Dikkat edilirse her yolsuzluk, her anti-laik ve her kadrolaşma suçlaması AKP’yi biraz daha güçlendirmektedir. Bunun nedeni bugün Türkiye’de önemli olanın rüşvet, yolsuzluk ve çürümüşlük değil olan bitenin halka nasıl yansıtıldığıdır. Bu konuda Şaban Dişli olayı ilginç bir örnektir. Rüşvet iddialarıyla istifa etmek zorunda kalan AKP Genel Başkan Yardımcısı “fedakârlık ve feragat” abidesi şahıs olarak kamuoyuna sunulmuştur. Önemli olan rüşvet ya da yolsuzluğun bir gerçek olmasından ziyade kamu vicdanında nasıl yankı bulduğuyla ilgilidir. Kamu vicdanı da AKP’nin kitle iletişim ve ulaşım makinesi tarafından denetim altında tutulduğu sürece sorun yoktur. Bilindiği gibi en kötü yolsuzluğu, en lanetlenecek tutumu, en eğriyi doğru göstermek bu araçlarla çok kolaydır.

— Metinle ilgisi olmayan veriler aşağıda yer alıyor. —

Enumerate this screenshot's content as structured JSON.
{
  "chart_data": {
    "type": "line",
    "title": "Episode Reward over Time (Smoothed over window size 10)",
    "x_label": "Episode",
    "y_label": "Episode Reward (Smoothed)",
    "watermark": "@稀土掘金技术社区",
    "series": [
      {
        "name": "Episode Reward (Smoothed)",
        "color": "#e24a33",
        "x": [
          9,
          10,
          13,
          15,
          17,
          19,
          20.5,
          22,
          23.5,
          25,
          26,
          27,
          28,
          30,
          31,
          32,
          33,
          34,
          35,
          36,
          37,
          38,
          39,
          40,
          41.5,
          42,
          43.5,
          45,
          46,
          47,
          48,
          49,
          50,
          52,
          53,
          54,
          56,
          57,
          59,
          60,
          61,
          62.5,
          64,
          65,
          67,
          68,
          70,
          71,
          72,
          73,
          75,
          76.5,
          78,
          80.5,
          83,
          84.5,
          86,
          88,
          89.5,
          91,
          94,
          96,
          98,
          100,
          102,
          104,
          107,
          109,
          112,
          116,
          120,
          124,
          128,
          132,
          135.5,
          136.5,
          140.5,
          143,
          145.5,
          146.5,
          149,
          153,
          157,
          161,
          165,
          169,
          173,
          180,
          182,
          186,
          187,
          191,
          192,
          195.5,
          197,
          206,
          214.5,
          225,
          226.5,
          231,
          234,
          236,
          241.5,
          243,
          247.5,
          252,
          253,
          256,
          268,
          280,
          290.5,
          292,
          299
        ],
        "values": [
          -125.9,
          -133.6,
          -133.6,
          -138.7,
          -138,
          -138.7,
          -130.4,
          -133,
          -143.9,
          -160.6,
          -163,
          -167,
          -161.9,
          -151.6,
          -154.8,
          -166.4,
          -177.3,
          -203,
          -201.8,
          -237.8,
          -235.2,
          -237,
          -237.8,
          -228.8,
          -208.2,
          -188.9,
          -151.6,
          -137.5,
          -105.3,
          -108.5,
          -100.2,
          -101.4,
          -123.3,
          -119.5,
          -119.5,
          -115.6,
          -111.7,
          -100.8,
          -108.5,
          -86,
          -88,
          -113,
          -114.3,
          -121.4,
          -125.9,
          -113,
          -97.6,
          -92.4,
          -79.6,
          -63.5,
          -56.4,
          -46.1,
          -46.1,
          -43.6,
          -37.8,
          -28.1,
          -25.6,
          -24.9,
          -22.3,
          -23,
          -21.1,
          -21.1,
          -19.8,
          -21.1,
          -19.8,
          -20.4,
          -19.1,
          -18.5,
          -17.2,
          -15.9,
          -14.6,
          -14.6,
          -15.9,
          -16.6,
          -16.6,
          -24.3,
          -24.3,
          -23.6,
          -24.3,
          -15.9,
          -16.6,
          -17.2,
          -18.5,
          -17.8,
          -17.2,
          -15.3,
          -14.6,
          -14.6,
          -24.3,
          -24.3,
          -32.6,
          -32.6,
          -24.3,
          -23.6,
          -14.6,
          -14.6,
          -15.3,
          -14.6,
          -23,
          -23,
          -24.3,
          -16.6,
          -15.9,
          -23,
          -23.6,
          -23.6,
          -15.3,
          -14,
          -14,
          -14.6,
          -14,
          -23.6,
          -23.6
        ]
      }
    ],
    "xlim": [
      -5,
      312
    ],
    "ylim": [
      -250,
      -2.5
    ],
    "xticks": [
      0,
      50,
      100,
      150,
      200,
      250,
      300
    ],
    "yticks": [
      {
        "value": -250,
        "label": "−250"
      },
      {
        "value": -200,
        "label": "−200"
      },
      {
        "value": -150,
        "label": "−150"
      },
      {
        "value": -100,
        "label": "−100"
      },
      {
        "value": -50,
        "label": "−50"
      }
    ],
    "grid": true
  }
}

Bilinmelidir ki, fikir, proje ve hizmetlerin seçim sonuçlarına etkisi eskiye oranla giderek düşmektedir. Günümüzde sade vatandaşların kararlarının yüzde 51’ini umutlar, kalan kısmını da sosyal psikolojik rüzgâr tayin etmektedir. Vatandaşların umutlarını ve psikolojisini etkili bir biçimde yönetebilenler, halktan her şeye rağmen büyük destek görebilmektedir.